COMMERCIAL REAL ESTATE BOUNCING INTO 2013

FWBusinessPress

Commercial Real Estate bouncing into 2013

Bill Bowen
News Editor

If the economy is stuck in neutral, somebody better tell the developers of the nine or more
apartment projects within the shadow of downtown Fort Worth.

Or the owners of Ritchie Brothers Auction, where the sale last week of $44 million in used
construction and other heavy equipment set records on March 5-6, as did the number of registered
bidders, more than 3,900, and the number of online bidders, 2,300.

Or the people at the Tarrant Appraisal District, where an increase of $879 million in commercial
real estate values will soon be reflected in tax notices sent to the owners and operators of North
Texas’ offices, shopping centers, factories, hotels, restaurants and apartment and townhome
developments.

Of that $879.2 million in new value, $419.8 million is in multifamily developments, up 11.5 percent
in the sector that benefited from single-family foreclosures and already a perennial performer in
the Dallas-Fort Worth development market.

Much of that development is new construction. Last year in Tarrant County, developers delivered
1,841 new apartment units. This year they are expected to complete 2,350, according to figures
from MPF Research.

Besides pure demand are certain investors looking to put their money into solid assets because of
paltry returns on treasury notes. Tax exempt bonds and other tax-favored holdings are producing
low yields right now. So the already warm apartment market is offering returns from 100 to 400
basis points higher.

“What’s happened is that, in the very large big picture sense, when treasury rates are low, they
need to find a place to put money that is safe, but at the same time provides more than a 1-
percent return,” said Amish Gupta, chief operating officer for RETC, a real estate tax consultancy
with offices in Fort Worth, Dallas, Austin, San Antonio and Houston.
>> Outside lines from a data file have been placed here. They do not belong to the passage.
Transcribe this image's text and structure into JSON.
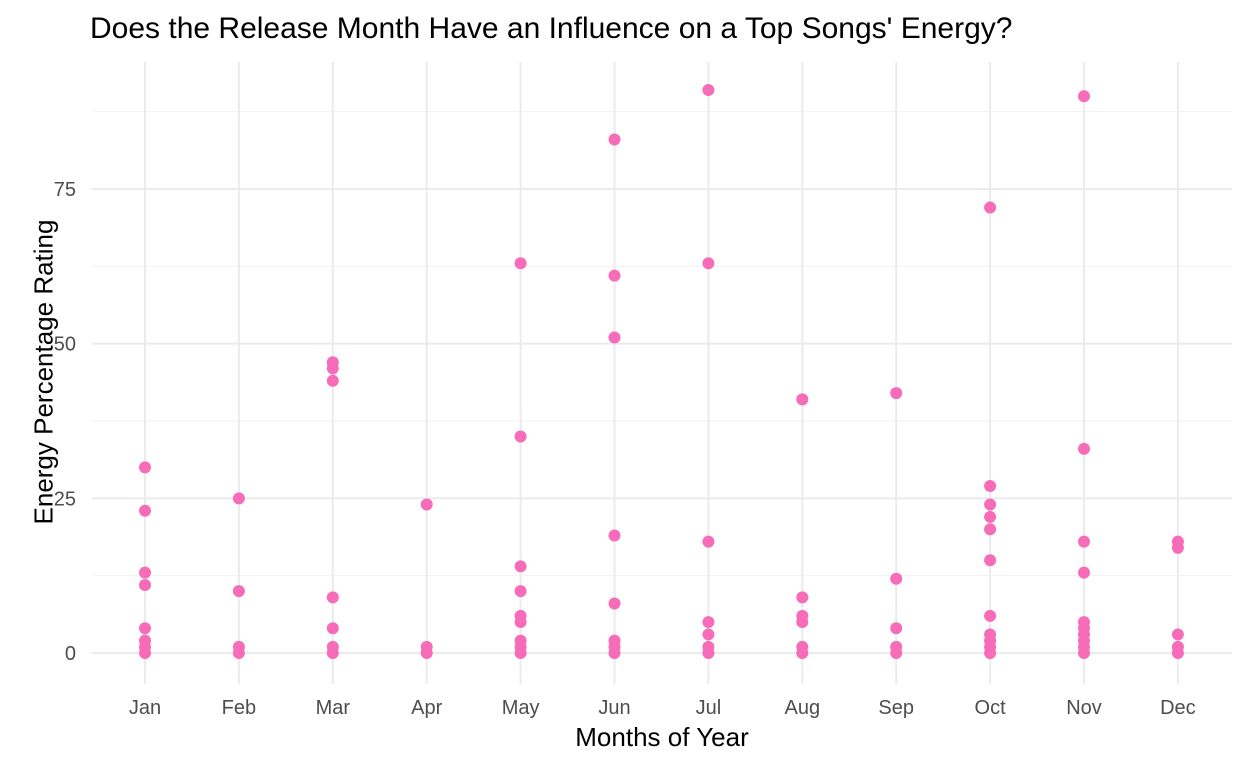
{
  "chart_data": {
    "type": "scatter",
    "title": "Does the Release Month Have an Influence on a Top Songs' Energy?",
    "xlabel": "Months of Year",
    "ylabel": "Energy Percentage Rating",
    "categories": [
      "Jan",
      "Feb",
      "Mar",
      "Apr",
      "May",
      "Jun",
      "Jul",
      "Aug",
      "Sep",
      "Oct",
      "Nov",
      "Dec"
    ],
    "yticks": [
      0,
      25,
      50,
      75
    ],
    "ylim": [
      -5,
      95
    ],
    "grid": true,
    "point_color": "#f76cb9",
    "points": [
      {
        "x": "Jan",
        "y": 30
      },
      {
        "x": "Jan",
        "y": 23
      },
      {
        "x": "Jan",
        "y": 13
      },
      {
        "x": "Jan",
        "y": 11
      },
      {
        "x": "Jan",
        "y": 4
      },
      {
        "x": "Jan",
        "y": 2
      },
      {
        "x": "Jan",
        "y": 1
      },
      {
        "x": "Jan",
        "y": 0
      },
      {
        "x": "Feb",
        "y": 25
      },
      {
        "x": "Feb",
        "y": 10
      },
      {
        "x": "Feb",
        "y": 1
      },
      {
        "x": "Feb",
        "y": 0
      },
      {
        "x": "Mar",
        "y": 47
      },
      {
        "x": "Mar",
        "y": 46
      },
      {
        "x": "Mar",
        "y": 44
      },
      {
        "x": "Mar",
        "y": 9
      },
      {
        "x": "Mar",
        "y": 4
      },
      {
        "x": "Mar",
        "y": 1
      },
      {
        "x": "Mar",
        "y": 0
      },
      {
        "x": "Apr",
        "y": 24
      },
      {
        "x": "Apr",
        "y": 1
      },
      {
        "x": "Apr",
        "y": 0
      },
      {
        "x": "May",
        "y": 63
      },
      {
        "x": "May",
        "y": 35
      },
      {
        "x": "May",
        "y": 14
      },
      {
        "x": "May",
        "y": 10
      },
      {
        "x": "May",
        "y": 6
      },
      {
        "x": "May",
        "y": 5
      },
      {
        "x": "May",
        "y": 2
      },
      {
        "x": "May",
        "y": 1
      },
      {
        "x": "May",
        "y": 0
      },
      {
        "x": "Jun",
        "y": 83
      },
      {
        "x": "Jun",
        "y": 61
      },
      {
        "x": "Jun",
        "y": 51
      },
      {
        "x": "Jun",
        "y": 19
      },
      {
        "x": "Jun",
        "y": 8
      },
      {
        "x": "Jun",
        "y": 2
      },
      {
        "x": "Jun",
        "y": 1
      },
      {
        "x": "Jun",
        "y": 0
      },
      {
        "x": "Jul",
        "y": 91
      },
      {
        "x": "Jul",
        "y": 63
      },
      {
        "x": "Jul",
        "y": 18
      },
      {
        "x": "Jul",
        "y": 5
      },
      {
        "x": "Jul",
        "y": 3
      },
      {
        "x": "Jul",
        "y": 1
      },
      {
        "x": "Jul",
        "y": 0
      },
      {
        "x": "Aug",
        "y": 41
      },
      {
        "x": "Aug",
        "y": 9
      },
      {
        "x": "Aug",
        "y": 6
      },
      {
        "x": "Aug",
        "y": 5
      },
      {
        "x": "Aug",
        "y": 1
      },
      {
        "x": "Aug",
        "y": 0
      },
      {
        "x": "Sep",
        "y": 42
      },
      {
        "x": "Sep",
        "y": 12
      },
      {
        "x": "Sep",
        "y": 4
      },
      {
        "x": "Sep",
        "y": 1
      },
      {
        "x": "Sep",
        "y": 0
      },
      {
        "x": "Oct",
        "y": 72
      },
      {
        "x": "Oct",
        "y": 27
      },
      {
        "x": "Oct",
        "y": 24
      },
      {
        "x": "Oct",
        "y": 22
      },
      {
        "x": "Oct",
        "y": 20
      },
      {
        "x": "Oct",
        "y": 15
      },
      {
        "x": "Oct",
        "y": 6
      },
      {
        "x": "Oct",
        "y": 3
      },
      {
        "x": "Oct",
        "y": 2
      },
      {
        "x": "Oct",
        "y": 1
      },
      {
        "x": "Oct",
        "y": 0
      },
      {
        "x": "Nov",
        "y": 90
      },
      {
        "x": "Nov",
        "y": 33
      },
      {
        "x": "Nov",
        "y": 18
      },
      {
        "x": "Nov",
        "y": 13
      },
      {
        "x": "Nov",
        "y": 5
      },
      {
        "x": "Nov",
        "y": 4
      },
      {
        "x": "Nov",
        "y": 3
      },
      {
        "x": "Nov",
        "y": 2
      },
      {
        "x": "Nov",
        "y": 1
      },
      {
        "x": "Nov",
        "y": 0
      },
      {
        "x": "Dec",
        "y": 18
      },
      {
        "x": "Dec",
        "y": 17
      },
      {
        "x": "Dec",
        "y": 3
      },
      {
        "x": "Dec",
        "y": 1
      },
      {
        "x": "Dec",
        "y": 0
      }
    ]
  }
}
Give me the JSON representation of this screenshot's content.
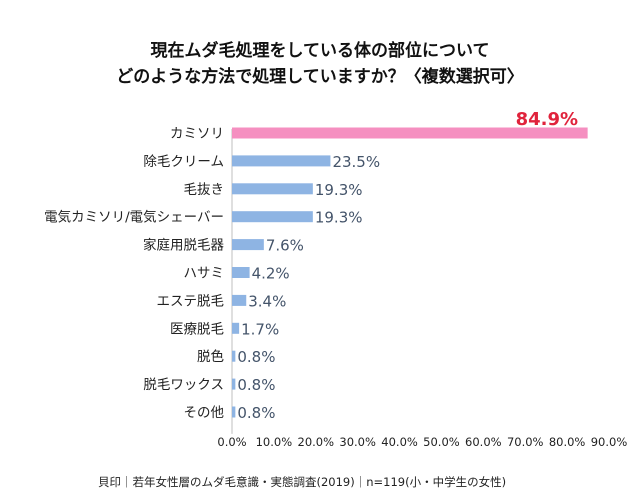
{
  "chart_data": {
    "type": "bar",
    "orientation": "horizontal",
    "title_lines": [
      "現在ムダ毛処理をしている体の部位について",
      "どのような方法で処理していますか？〈複数選択可〉"
    ],
    "categories": [
      "カミソリ",
      "除毛クリーム",
      "毛抜き",
      "電気カミソリ/電気シェーバー",
      "家庭用脱毛器",
      "ハサミ",
      "エステ脱毛",
      "医療脱毛",
      "脱色",
      "脱毛ワックス",
      "その他"
    ],
    "values": [
      84.9,
      23.5,
      19.3,
      19.3,
      7.6,
      4.2,
      3.4,
      1.7,
      0.8,
      0.8,
      0.8
    ],
    "value_labels": [
      "84.9%",
      "23.5%",
      "19.3%",
      "19.3%",
      "7.6%",
      "4.2%",
      "3.4%",
      "1.7%",
      "0.8%",
      "0.8%",
      "0.8%"
    ],
    "xlim": [
      0,
      90
    ],
    "x_ticks": [
      0,
      10,
      20,
      30,
      40,
      50,
      60,
      70,
      80,
      90
    ],
    "x_tick_labels": [
      "0.0%",
      "10.0%",
      "20.0%",
      "30.0%",
      "40.0%",
      "50.0%",
      "60.0%",
      "70.0%",
      "80.0%",
      "90.0%"
    ],
    "grid": false,
    "colors": {
      "highlight_bar": "#f58fc0",
      "bar": "#8eb4e3",
      "highlight_label": "#e0233c",
      "label": "#44546a"
    }
  },
  "footer": "貝印｜若年女性層のムダ毛意識・実態調査(2019)｜n=119(小・中学生の女性)"
}
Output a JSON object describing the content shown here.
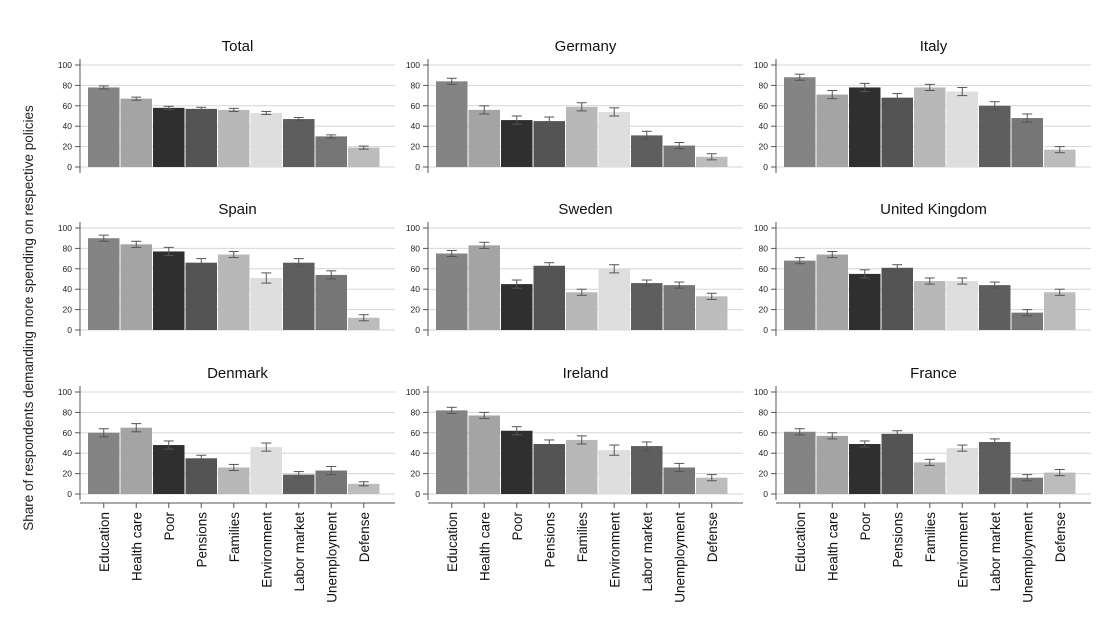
{
  "chart_data": {
    "type": "bar",
    "ylabel": "Share of respondents demanding more spending on respective policies",
    "ylim": [
      0,
      100
    ],
    "yticks": [
      0,
      20,
      40,
      60,
      80,
      100
    ],
    "grid": true,
    "categories": [
      "Education",
      "Health care",
      "Poor",
      "Pensions",
      "Families",
      "Environment",
      "Labor market",
      "Unemployment",
      "Defense"
    ],
    "colors": [
      "#848484",
      "#a4a4a4",
      "#2f2f2f",
      "#545454",
      "#b8b8b8",
      "#dedede",
      "#5e5e5e",
      "#767676",
      "#bcbcbc"
    ],
    "panels": [
      {
        "title": "Total",
        "values": [
          78,
          67,
          58,
          57,
          56,
          53,
          47,
          30,
          19
        ],
        "errors": [
          1.5,
          1.5,
          1.5,
          1.5,
          1.5,
          1.5,
          1.5,
          1.5,
          1.5
        ]
      },
      {
        "title": "Germany",
        "values": [
          84,
          56,
          46,
          45,
          59,
          54,
          31,
          21,
          10
        ],
        "errors": [
          3,
          4,
          4,
          4,
          4,
          4,
          4,
          3,
          3
        ]
      },
      {
        "title": "Italy",
        "values": [
          88,
          71,
          78,
          68,
          78,
          74,
          60,
          48,
          17
        ],
        "errors": [
          3,
          4,
          4,
          4,
          3,
          4,
          4,
          4,
          3
        ]
      },
      {
        "title": "Spain",
        "values": [
          90,
          84,
          77,
          66,
          74,
          51,
          66,
          54,
          12
        ],
        "errors": [
          3,
          3,
          4,
          4,
          3,
          5,
          4,
          4,
          3
        ]
      },
      {
        "title": "Sweden",
        "values": [
          75,
          83,
          45,
          63,
          37,
          60,
          46,
          44,
          33
        ],
        "errors": [
          3,
          3,
          4,
          3,
          3,
          4,
          3,
          3,
          3
        ]
      },
      {
        "title": "United Kingdom",
        "values": [
          68,
          74,
          55,
          61,
          48,
          48,
          44,
          17,
          37
        ],
        "errors": [
          3,
          3,
          4,
          3,
          3,
          3,
          3,
          3,
          3
        ]
      },
      {
        "title": "Denmark",
        "values": [
          60,
          65,
          48,
          35,
          26,
          46,
          19,
          23,
          10
        ],
        "errors": [
          4,
          4,
          4,
          3,
          3,
          4,
          3,
          4,
          2
        ]
      },
      {
        "title": "Ireland",
        "values": [
          82,
          77,
          62,
          49,
          53,
          43,
          47,
          26,
          16
        ],
        "errors": [
          3,
          3,
          4,
          4,
          4,
          5,
          4,
          4,
          3
        ]
      },
      {
        "title": "France",
        "values": [
          61,
          57,
          49,
          59,
          31,
          45,
          51,
          16,
          21
        ],
        "errors": [
          3,
          3,
          3,
          3,
          3,
          3,
          3,
          3,
          3
        ]
      }
    ]
  }
}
Gupta said that the increase in values has his office braced for rush of property owners wanting to
protest the valuations.

The economy and job growth continue to improve and the new apartment units expected to hit
Fort Worth this year and next are expected to be absorbed fairly readily, although perhaps more
slowly in 2014, depending on a host of other economic factors.
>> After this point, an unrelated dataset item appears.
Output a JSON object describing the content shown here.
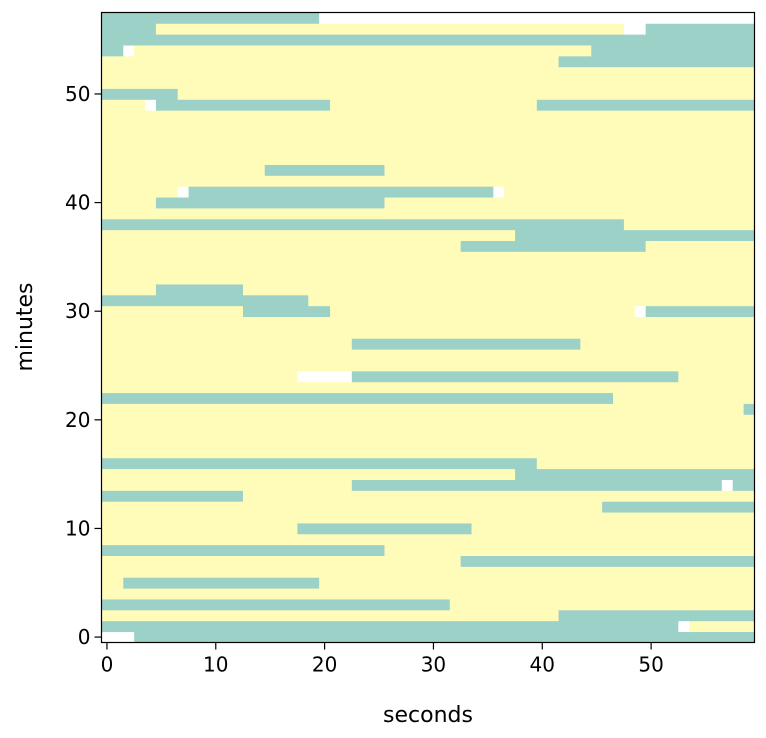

The projects, in various stages of construction, are rising along W. Seventh Street, including West
7th, Phase III and Museum Place, along with other projects in the Near Southside and along
Samuels Avenue just north of downtown.

But the market for occupants is holding fairly steady, especially in central Fort Worth, where
occupancy is near 94 percent and average rent is at $1,667 in fourth-quarter 2012, up $137
dollars from fourth quarter 2010, according to figures from the North Texas Real Estate
Information System compiled by Downtown Fort Worth Inc.
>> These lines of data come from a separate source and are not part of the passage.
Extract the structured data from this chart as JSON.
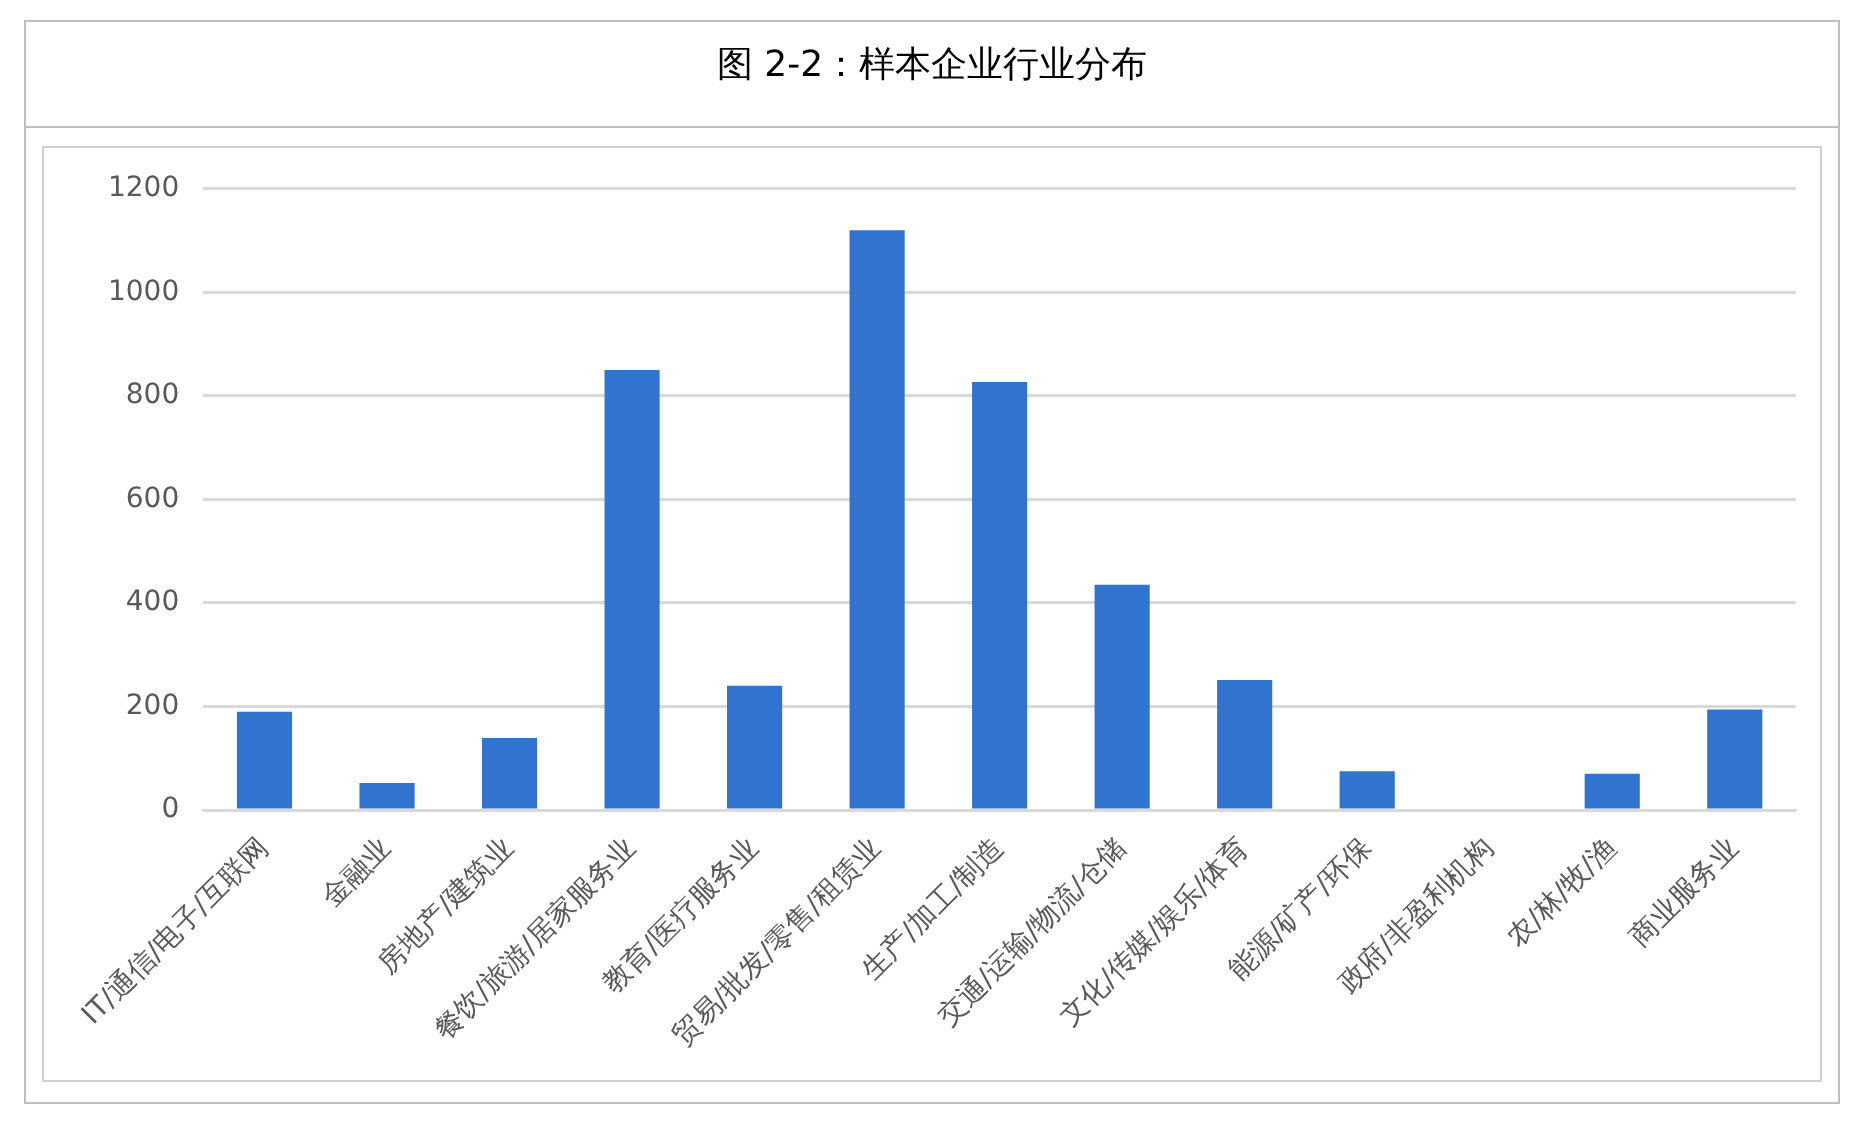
{
  "chart_data": {
    "type": "bar",
    "title": "图 2-2：样本企业行业分布",
    "categories": [
      "IT/通信/电子/互联网",
      "金融业",
      "房地产/建筑业",
      "餐饮/旅游/居家服务业",
      "教育/医疗服务业",
      "贸易/批发/零售/租赁业",
      "生产/加工/制造",
      "交通/运输/物流/仓储",
      "文化/传媒/娱乐/体育",
      "能源/矿产/环保",
      "政府/非盈利机构",
      "农/林/牧/渔",
      "商业服务业"
    ],
    "values": [
      190,
      52,
      139,
      850,
      240,
      1120,
      827,
      435,
      251,
      75,
      0,
      70,
      194
    ],
    "color": "#3174d0",
    "ylim": [
      0,
      1200
    ],
    "yticks": [
      0,
      200,
      400,
      600,
      800,
      1000,
      1200
    ],
    "grid": "y"
  }
}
Values of retail properties are also up 5.4 percent, according to the Tarrant Appraisal District. But
that may be more from increased leasing activity rather than new construction.

“I’m seeing more (leasing) activity now than I’ve seen in several years,” said Jon McDaniel, retail
specialist at NAI Robert Lynn commercial real estate services who handles leasing for about 45
properties, mostly in Tarrant County. “I have deals working on just about every property I have.”

McDaniels said that North Richland Hills, Mansfield, Watauga, Keller and North Fort Worth have
resurged in the past year and have projects in the works, as does north Arlington. That doesn’t
include the Renaissance Center, a power-store anchored center now under construction at the
corner of East Berry Street and U.S. 287.

“Retail properties that we have that have had vacancies for some time are starting to have a lot of
activity,” McDaniel said.

All of that is good news stacked upon last year’s advances. Total North Texas construction
contracts were up 19 percent for the region in all of 2012 with contracts totaling $9.06 billion.
Statewide, Texas enjoyed a growth rate of 10 percent in total construction of $45.78 billion.